A few of the leaders of great powers were cited by Clark as recognizing how terrible the war would be but most did not. (Counting both military and civilians, there were an estimated 20 million killed and 30 million wounded in the war.) Nor did the leaders seem to empathize with the men who would be killed in service, nor with the civilians who would suffer as "collateral damage". The general impression I got from the book was that most of the leaders of these countries didn't imagine the human suffering that they were unleashing, nor care how great it might be. Clark notes at the end of the book that the common people sometimes responded to the news of war with resignation, sometimes with sorrow.

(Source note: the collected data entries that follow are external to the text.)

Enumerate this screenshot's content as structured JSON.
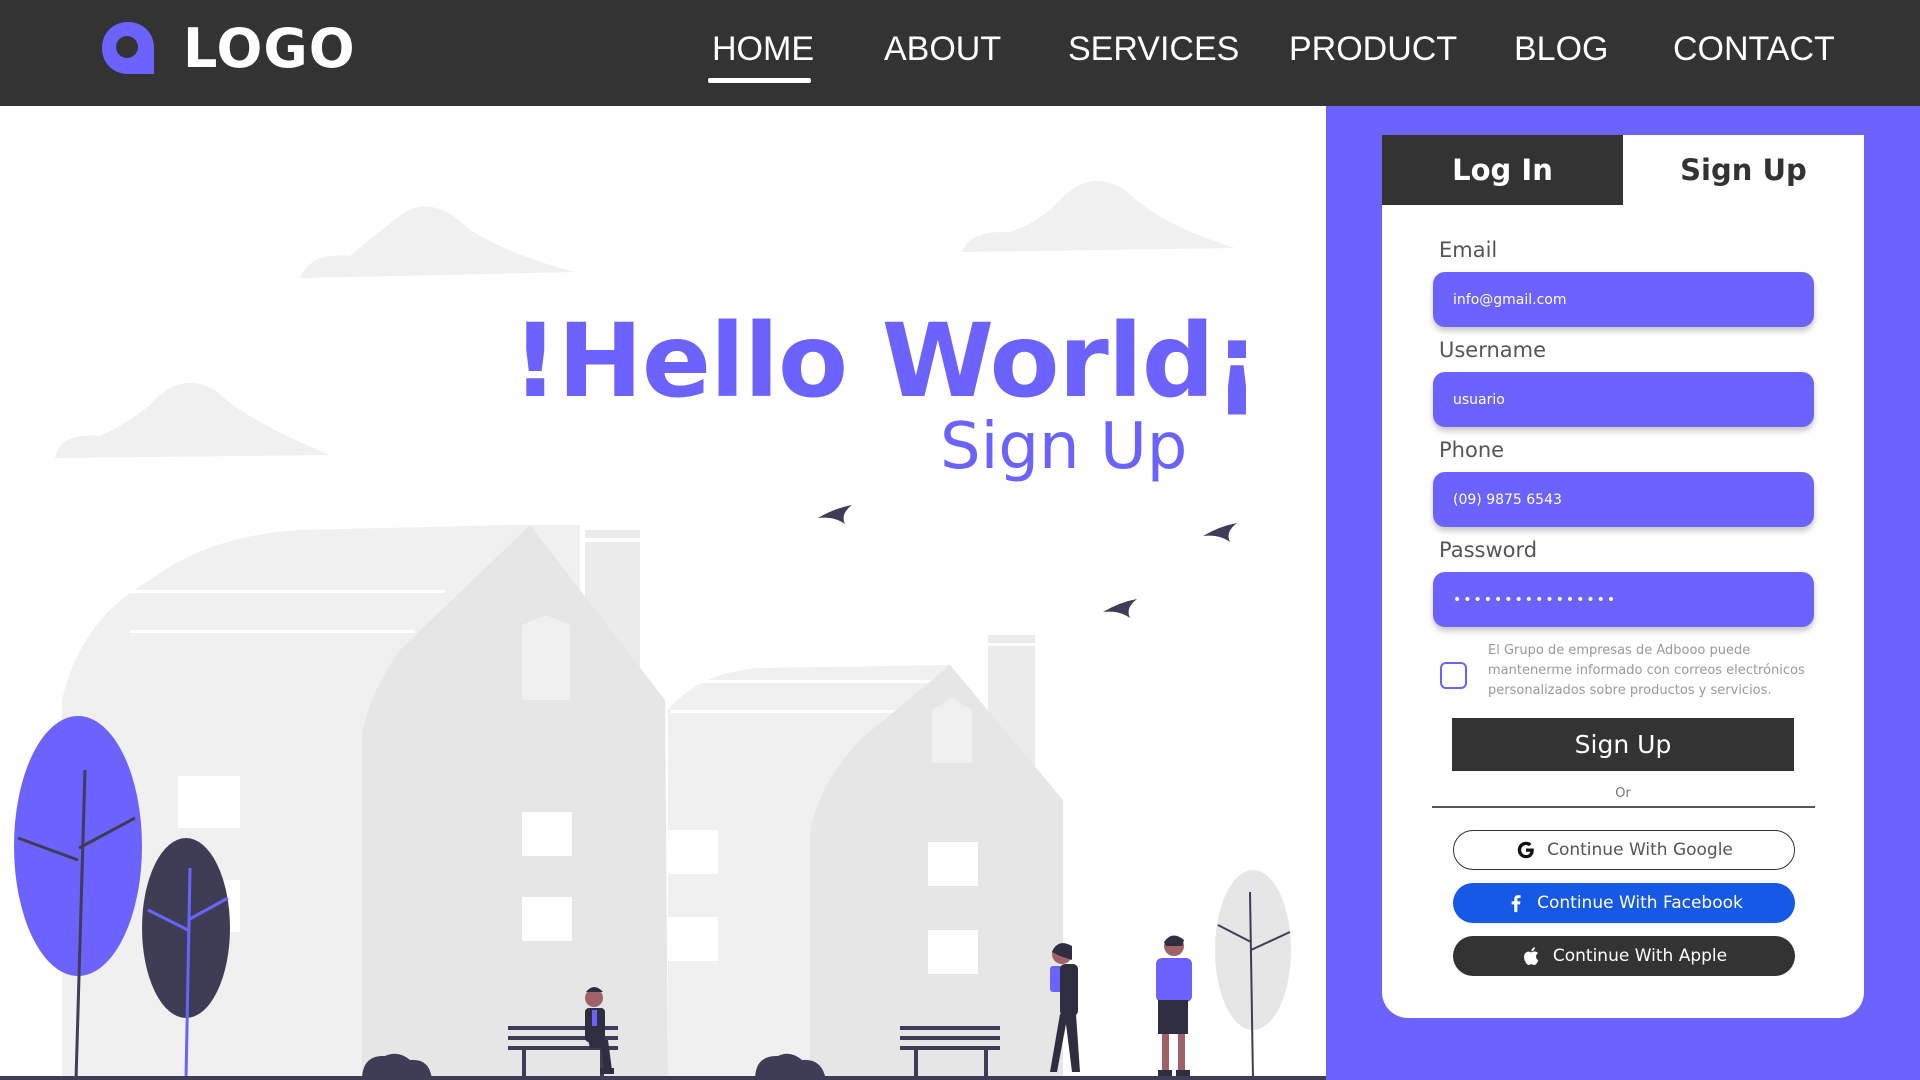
{
  "header": {
    "logo_text": "LOGO",
    "nav": [
      {
        "label": "HOME",
        "active": true
      },
      {
        "label": "ABOUT",
        "active": false
      },
      {
        "label": "SERVICES",
        "active": false
      },
      {
        "label": "PRODUCT",
        "active": false
      },
      {
        "label": "BLOG",
        "active": false
      },
      {
        "label": "CONTACT",
        "active": false
      }
    ]
  },
  "hero": {
    "title": "!Hello World¡",
    "subtitle": "Sign Up"
  },
  "auth": {
    "tabs": [
      {
        "label": "Log In",
        "active": true
      },
      {
        "label": "Sign Up",
        "active": false
      }
    ],
    "fields": [
      {
        "label": "Email",
        "value": "info@gmail.com"
      },
      {
        "label": "Username",
        "value": "usuario"
      },
      {
        "label": "Phone",
        "value": "(09) 9875 6543"
      },
      {
        "label": "Password",
        "value": "••••••••••••••••"
      }
    ],
    "consent_text": "El Grupo de empresas de Adbooo puede mantenerme informado con correos electrónicos personalizados sobre productos y servicios.",
    "consent_checked": false,
    "submit_label": "Sign Up",
    "divider_text": "Or",
    "social": {
      "google": "Continue With Google",
      "facebook": "Continue With Facebook",
      "apple": "Continue With Apple"
    }
  },
  "colors": {
    "accent": "#6c63ff",
    "dark": "#333333",
    "facebook": "#1659e6",
    "building_light": "#f0f0f0",
    "building_mid": "#e6e6e6"
  },
  "icons": [
    "logo-icon",
    "google-icon",
    "facebook-icon",
    "apple-icon"
  ]
}
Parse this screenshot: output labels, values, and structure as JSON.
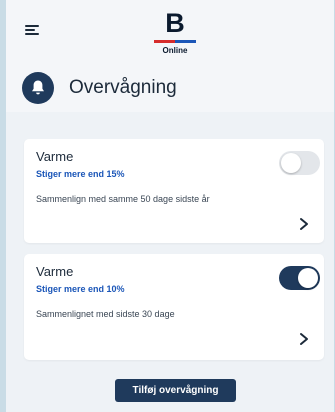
{
  "header": {
    "logo_letter": "B",
    "logo_sub": "Online",
    "title": "Overvågning"
  },
  "colors": {
    "accent": "#1b56b8",
    "primary": "#1f3a5c",
    "brand_red": "#d62c2c"
  },
  "icons": {
    "menu": "hamburger-menu-icon",
    "title": "bell-icon",
    "chevron": "chevron-right-icon"
  },
  "monitors": [
    {
      "title": "Varme",
      "condition": "Stiger mere end 15%",
      "description": "Sammenlign med samme 50 dage sidste år",
      "enabled": false
    },
    {
      "title": "Varme",
      "condition": "Stiger mere end 10%",
      "description": "Sammenlignet med sidste 30 dage",
      "enabled": true
    }
  ],
  "actions": {
    "add_label": "Tilføj overvågning"
  }
}
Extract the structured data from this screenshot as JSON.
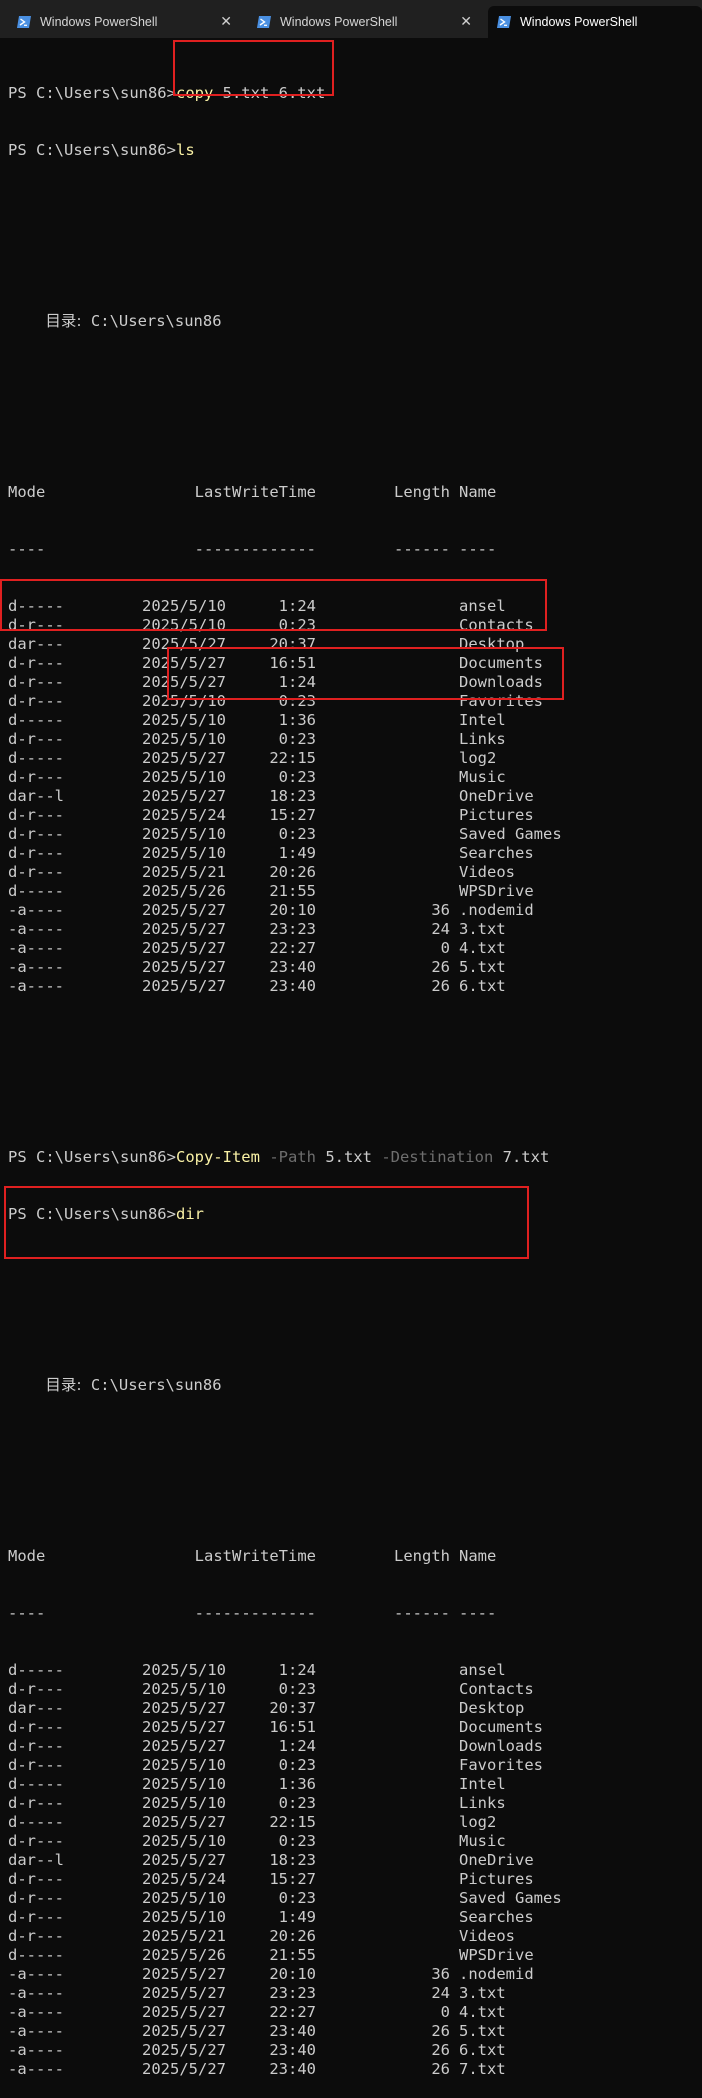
{
  "tabs": [
    {
      "label": "Windows PowerShell",
      "icon": "powershell-icon",
      "active": false,
      "close": "✕"
    },
    {
      "label": "Windows PowerShell",
      "icon": "powershell-icon",
      "active": false,
      "close": "✕"
    },
    {
      "label": "Windows PowerShell",
      "icon": "powershell-icon",
      "active": true
    }
  ],
  "prompt": "PS C:\\Users\\sun86>",
  "session1": {
    "cmd1": {
      "keyword": "copy",
      "args": " 5.txt 6.txt"
    },
    "cmd2": {
      "keyword": "ls"
    }
  },
  "session2": {
    "cmd1": {
      "keyword": "Copy-Item",
      "p1": " -Path",
      "v1": " 5.txt",
      "p2": " -Destination",
      "v2": " 7.txt"
    },
    "cmd2": {
      "keyword": "dir"
    }
  },
  "dir_header": {
    "label": "目录:",
    "path": "C:\\Users\\sun86"
  },
  "columns": {
    "mode": "Mode",
    "time": "LastWriteTime",
    "length": "Length",
    "name": "Name"
  },
  "underlines": {
    "mode": "----",
    "time": "-------------",
    "length": "------",
    "name": "----"
  },
  "listing1": [
    {
      "mode": "d-----",
      "date": "2025/5/10",
      "time": "1:24",
      "length": "",
      "name": "ansel"
    },
    {
      "mode": "d-r---",
      "date": "2025/5/10",
      "time": "0:23",
      "length": "",
      "name": "Contacts"
    },
    {
      "mode": "dar---",
      "date": "2025/5/27",
      "time": "20:37",
      "length": "",
      "name": "Desktop"
    },
    {
      "mode": "d-r---",
      "date": "2025/5/27",
      "time": "16:51",
      "length": "",
      "name": "Documents"
    },
    {
      "mode": "d-r---",
      "date": "2025/5/27",
      "time": "1:24",
      "length": "",
      "name": "Downloads"
    },
    {
      "mode": "d-r---",
      "date": "2025/5/10",
      "time": "0:23",
      "length": "",
      "name": "Favorites"
    },
    {
      "mode": "d-----",
      "date": "2025/5/10",
      "time": "1:36",
      "length": "",
      "name": "Intel"
    },
    {
      "mode": "d-r---",
      "date": "2025/5/10",
      "time": "0:23",
      "length": "",
      "name": "Links"
    },
    {
      "mode": "d-----",
      "date": "2025/5/27",
      "time": "22:15",
      "length": "",
      "name": "log2"
    },
    {
      "mode": "d-r---",
      "date": "2025/5/10",
      "time": "0:23",
      "length": "",
      "name": "Music"
    },
    {
      "mode": "dar--l",
      "date": "2025/5/27",
      "time": "18:23",
      "length": "",
      "name": "OneDrive"
    },
    {
      "mode": "d-r---",
      "date": "2025/5/24",
      "time": "15:27",
      "length": "",
      "name": "Pictures"
    },
    {
      "mode": "d-r---",
      "date": "2025/5/10",
      "time": "0:23",
      "length": "",
      "name": "Saved Games"
    },
    {
      "mode": "d-r---",
      "date": "2025/5/10",
      "time": "1:49",
      "length": "",
      "name": "Searches"
    },
    {
      "mode": "d-r---",
      "date": "2025/5/21",
      "time": "20:26",
      "length": "",
      "name": "Videos"
    },
    {
      "mode": "d-----",
      "date": "2025/5/26",
      "time": "21:55",
      "length": "",
      "name": "WPSDrive"
    },
    {
      "mode": "-a----",
      "date": "2025/5/27",
      "time": "20:10",
      "length": "36",
      "name": ".nodemid"
    },
    {
      "mode": "-a----",
      "date": "2025/5/27",
      "time": "23:23",
      "length": "24",
      "name": "3.txt"
    },
    {
      "mode": "-a----",
      "date": "2025/5/27",
      "time": "22:27",
      "length": "0",
      "name": "4.txt"
    },
    {
      "mode": "-a----",
      "date": "2025/5/27",
      "time": "23:40",
      "length": "26",
      "name": "5.txt"
    },
    {
      "mode": "-a----",
      "date": "2025/5/27",
      "time": "23:40",
      "length": "26",
      "name": "6.txt"
    }
  ],
  "listing2": [
    {
      "mode": "d-----",
      "date": "2025/5/10",
      "time": "1:24",
      "length": "",
      "name": "ansel"
    },
    {
      "mode": "d-r---",
      "date": "2025/5/10",
      "time": "0:23",
      "length": "",
      "name": "Contacts"
    },
    {
      "mode": "dar---",
      "date": "2025/5/27",
      "time": "20:37",
      "length": "",
      "name": "Desktop"
    },
    {
      "mode": "d-r---",
      "date": "2025/5/27",
      "time": "16:51",
      "length": "",
      "name": "Documents"
    },
    {
      "mode": "d-r---",
      "date": "2025/5/27",
      "time": "1:24",
      "length": "",
      "name": "Downloads"
    },
    {
      "mode": "d-r---",
      "date": "2025/5/10",
      "time": "0:23",
      "length": "",
      "name": "Favorites"
    },
    {
      "mode": "d-----",
      "date": "2025/5/10",
      "time": "1:36",
      "length": "",
      "name": "Intel"
    },
    {
      "mode": "d-r---",
      "date": "2025/5/10",
      "time": "0:23",
      "length": "",
      "name": "Links"
    },
    {
      "mode": "d-----",
      "date": "2025/5/27",
      "time": "22:15",
      "length": "",
      "name": "log2"
    },
    {
      "mode": "d-r---",
      "date": "2025/5/10",
      "time": "0:23",
      "length": "",
      "name": "Music"
    },
    {
      "mode": "dar--l",
      "date": "2025/5/27",
      "time": "18:23",
      "length": "",
      "name": "OneDrive"
    },
    {
      "mode": "d-r---",
      "date": "2025/5/24",
      "time": "15:27",
      "length": "",
      "name": "Pictures"
    },
    {
      "mode": "d-r---",
      "date": "2025/5/10",
      "time": "0:23",
      "length": "",
      "name": "Saved Games"
    },
    {
      "mode": "d-r---",
      "date": "2025/5/10",
      "time": "1:49",
      "length": "",
      "name": "Searches"
    },
    {
      "mode": "d-r---",
      "date": "2025/5/21",
      "time": "20:26",
      "length": "",
      "name": "Videos"
    },
    {
      "mode": "d-----",
      "date": "2025/5/26",
      "time": "21:55",
      "length": "",
      "name": "WPSDrive"
    },
    {
      "mode": "-a----",
      "date": "2025/5/27",
      "time": "20:10",
      "length": "36",
      "name": ".nodemid"
    },
    {
      "mode": "-a----",
      "date": "2025/5/27",
      "time": "23:23",
      "length": "24",
      "name": "3.txt"
    },
    {
      "mode": "-a----",
      "date": "2025/5/27",
      "time": "22:27",
      "length": "0",
      "name": "4.txt"
    },
    {
      "mode": "-a----",
      "date": "2025/5/27",
      "time": "23:40",
      "length": "26",
      "name": "5.txt"
    },
    {
      "mode": "-a----",
      "date": "2025/5/27",
      "time": "23:40",
      "length": "26",
      "name": "6.txt"
    },
    {
      "mode": "-a----",
      "date": "2025/5/27",
      "time": "23:40",
      "length": "26",
      "name": "7.txt"
    }
  ],
  "colors": {
    "background": "#0c0c0c",
    "text": "#cccccc",
    "command": "#f9f1a5",
    "parameter": "#6e6e6e",
    "highlight_box": "#e02020",
    "tabbar": "#202020"
  }
}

Decision making by leaders appeared often to be based on myths such as pan Slav solidarity and "the honor of the nation" rather than human rights and the welfare of people. I wonder if decision makers suffered from a bias that the status quo would continue in spite of and after the war. The book suggests that many considered this major crisis for their country though the narrow lens of their administrative responsibilities: e.g. soldiers on how to mobilize and fight a war, politicians on how to stay in office in spite of the crisis.

I suppose I come away from the book thinking that technological improvement resulted in a huge increase in human capacity in the preceding centuries. Those societies that first mastered the technologies used their increased power to create global economic and governance systems based on coercive power that they controlled. They cobbled institutions together to manage these larger entities, based on the models from the past. In the crisis of 1914, those institutions failed catastrophically, leading to years of global war. Societies made major institutional changes in response to the war, but they too failed leading to World War II.

Makes one wonder what crisis our societies will face, and how well our institutions will deal with them. Clark reminds us, that ultimately, it is fallible people, much like ourselves who try to muddle through as best they can.

Previous posts relating to the book:

2 comments:

John Daly said...

As a result of World War I, territories of the Ottoman Empire became protectorates, Germany lost its colonies, important British colonies became member nations of the Commonwealth, and Russian territories in Europe became independent. After World War II, Africa and British colonies on the subcontinent got their freedom. While Spanish colonies had gotten independence earlier, the 20th century saw decolonization essentially completed, in part as a result of two world wars and the Cold War.

John Daly said...

I am reading The Scramble for Africa: White Man's Conquest of the Dark Continent from 1876 to 1912 by Thomas Pakenham. In the chapter about the horrors of King Leopold's Congo Pakenham mentions that England and France signed the Entente Cordiale as a deal giving Morocco to France and in return giving England a free hand in Egypt. Germany was not pleased by this new alliance of France, England and Russia (as Russia was already allied with France). Thus the roots of World War I go back to the scramble for Africa by European imperial powers.